Derrotar o capitalismo para proteger o futuro
GPOSSHE - IMO/UECE
março 22, 2020
O livro “A Terra Inabitável”, do
jornalista norte-americano David Wallace-Wells, merece muito ser lido porque
revela uma série de graves acontecimentos que serão causados pelo aquecimento
global, alguns deles explicitados pelos seguintes trechos do livro:
1) o aumento de temperatura “cinco ou
seis graus até 2100 é pouco provável. O IPCC (Painel Intergovernamental sobre
Mudanças Climáticas) oferece uma projeção intermediária de 4°C, a seguirmos no
atual curso de emissões. Isso acarretaria o que hoje parecem impactos
impensáveis – incêndios florestais queimando dezesseis vezes mais terras no
Oeste americano, centenas de cidades submersas. Cidades que abrigam milhões, da
Índia ao Oriente Médio, ficariam tão quentes que sair de casa no verão seria um
risco fatal – na verdade, será assim bem antes disso, com apenas 2°C de
aquecimento.” (página 56)
2) “Os climas diferem e as plantas
variam, mas uma regra informal básica do cultivo de cereais à temperatura ideal
é: para cada grau de aquecimento, há um declínio de 10% na produção. Algumas
estimativas vão mais longe. Se o planeta estiver 5ºC mais quente no fim do
século, quando as projeções sugerem que poderemos ter uma população 50% maior
para alimentar, também poderemos ter 50% menos grãos para oferecer a ela. (…)

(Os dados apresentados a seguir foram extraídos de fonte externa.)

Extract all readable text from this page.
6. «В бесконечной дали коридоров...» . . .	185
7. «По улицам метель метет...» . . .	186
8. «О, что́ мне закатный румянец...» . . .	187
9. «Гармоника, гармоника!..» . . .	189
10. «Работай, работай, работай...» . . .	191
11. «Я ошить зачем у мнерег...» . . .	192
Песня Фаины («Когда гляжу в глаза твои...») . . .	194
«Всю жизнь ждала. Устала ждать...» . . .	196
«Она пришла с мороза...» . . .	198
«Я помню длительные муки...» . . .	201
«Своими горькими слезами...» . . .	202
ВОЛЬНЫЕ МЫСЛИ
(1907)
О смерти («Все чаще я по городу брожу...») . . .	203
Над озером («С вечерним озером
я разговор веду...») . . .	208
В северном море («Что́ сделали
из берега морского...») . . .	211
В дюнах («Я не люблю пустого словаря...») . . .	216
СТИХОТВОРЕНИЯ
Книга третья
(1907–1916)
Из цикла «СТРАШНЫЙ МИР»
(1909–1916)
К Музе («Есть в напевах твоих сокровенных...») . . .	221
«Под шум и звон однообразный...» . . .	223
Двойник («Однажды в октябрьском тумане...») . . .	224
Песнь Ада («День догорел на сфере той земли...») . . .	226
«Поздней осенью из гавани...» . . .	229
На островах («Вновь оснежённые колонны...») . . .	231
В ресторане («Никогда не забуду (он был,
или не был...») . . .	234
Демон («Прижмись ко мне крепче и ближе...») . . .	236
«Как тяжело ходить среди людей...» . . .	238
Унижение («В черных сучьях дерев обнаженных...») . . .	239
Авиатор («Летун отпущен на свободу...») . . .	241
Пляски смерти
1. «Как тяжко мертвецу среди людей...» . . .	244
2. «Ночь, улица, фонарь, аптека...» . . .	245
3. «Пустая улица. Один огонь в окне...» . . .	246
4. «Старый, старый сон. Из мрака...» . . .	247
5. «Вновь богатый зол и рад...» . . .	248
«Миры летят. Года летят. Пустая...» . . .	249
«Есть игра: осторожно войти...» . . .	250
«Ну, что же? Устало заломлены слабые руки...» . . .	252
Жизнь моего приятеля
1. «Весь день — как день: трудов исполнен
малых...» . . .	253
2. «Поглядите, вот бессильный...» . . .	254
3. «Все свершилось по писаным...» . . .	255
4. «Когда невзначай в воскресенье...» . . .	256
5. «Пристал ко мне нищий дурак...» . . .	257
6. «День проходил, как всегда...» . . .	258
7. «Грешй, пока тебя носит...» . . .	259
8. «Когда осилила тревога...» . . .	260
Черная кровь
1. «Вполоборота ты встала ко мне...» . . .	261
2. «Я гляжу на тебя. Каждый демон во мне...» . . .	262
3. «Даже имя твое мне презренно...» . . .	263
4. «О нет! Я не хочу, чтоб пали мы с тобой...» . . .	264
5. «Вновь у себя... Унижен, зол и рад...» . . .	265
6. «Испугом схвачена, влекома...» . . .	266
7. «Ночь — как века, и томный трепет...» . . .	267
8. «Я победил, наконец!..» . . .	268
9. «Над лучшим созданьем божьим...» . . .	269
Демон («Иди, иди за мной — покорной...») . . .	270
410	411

No mundo todo, os cereais representam cerca de 40% da dieta humana; quando
acrescentamos soja e milho, somamos dois terços de todas as calorias humanas.”
(pág. 67)
3) “Até 2100, se não detivermos as
emissões de carbono, pelo menos 5% da população mundial sofrerá com enchentes
todo ano. Jacarta é uma das cidades que mais crescem no mundo, hoje abrigando
10 milhões de habitantes; devido às enchentes e ao afundamento puro e simples,
a cidade pode submergir de vez até 2050. A China já evacua centenas de milhares
todo verão para proteger a população contra as cheias no delta do rio das
Pérolas.” (fls. 79)
4) “Dos dez anos com a maior quantidade
de incêndios florestais já registrados, nove ocorreram depois de 2000 (nos
Estados Unidos). No mundo todo, desde apenas 1979, a temporada de incêndios
aumentou cerca de 20%, e os incêndios florestais americanos hoje consomem o
dobro de área que consumiam em 1970. Em 2050, a destruição dos incêndios deve
dobrar outra vez e em alguns lugares nos Estados Unidos a área atingida pode
quintuplicar. O que isso significa é que a 3ºC de aquecimento, nossa baliza
provável para o final do século, os Estados Unidos talvez tenham que lidar com
uma devastação pelo fogo dezesseis vezes maior do que hoje, quando, em um único
ano, 10 milhões de acres viraram carvão. A 4ºC, a temporada de incêndios seria
quatro vezes pior. O chefe do corpo de bombeiros da Califórnia acha que o termo
já pertence ao passado: “A gente nem fala mais temporada de incêndios”, ele
disse, em 2017. “Pode tirar a ‘temporada’ – é o ano todo.” (p. 94/95)
5) “Em um mundo 4ºC mais quente, o
ecossistema terrestre vai entrar em ebulição com tantos desastres naturais que
simplesmente começaremos a chamá-los de ‘o clima’; tufões e tornados,
inundações e secas fora de controle, o planeta assolado regularmente por
eventos climáticos que não faz muito tempo assim destruíram civilizações
inteiras. Furacões mais fortes serão comuns e teremos de inventar novas
categorias para descrevê-los; os tornados virão com mais freqüência, deixando
rastros de destruição maiores e mais extensos. As pedras de granizo serão
quatro vezes maiores do que hoje.” (p. 100)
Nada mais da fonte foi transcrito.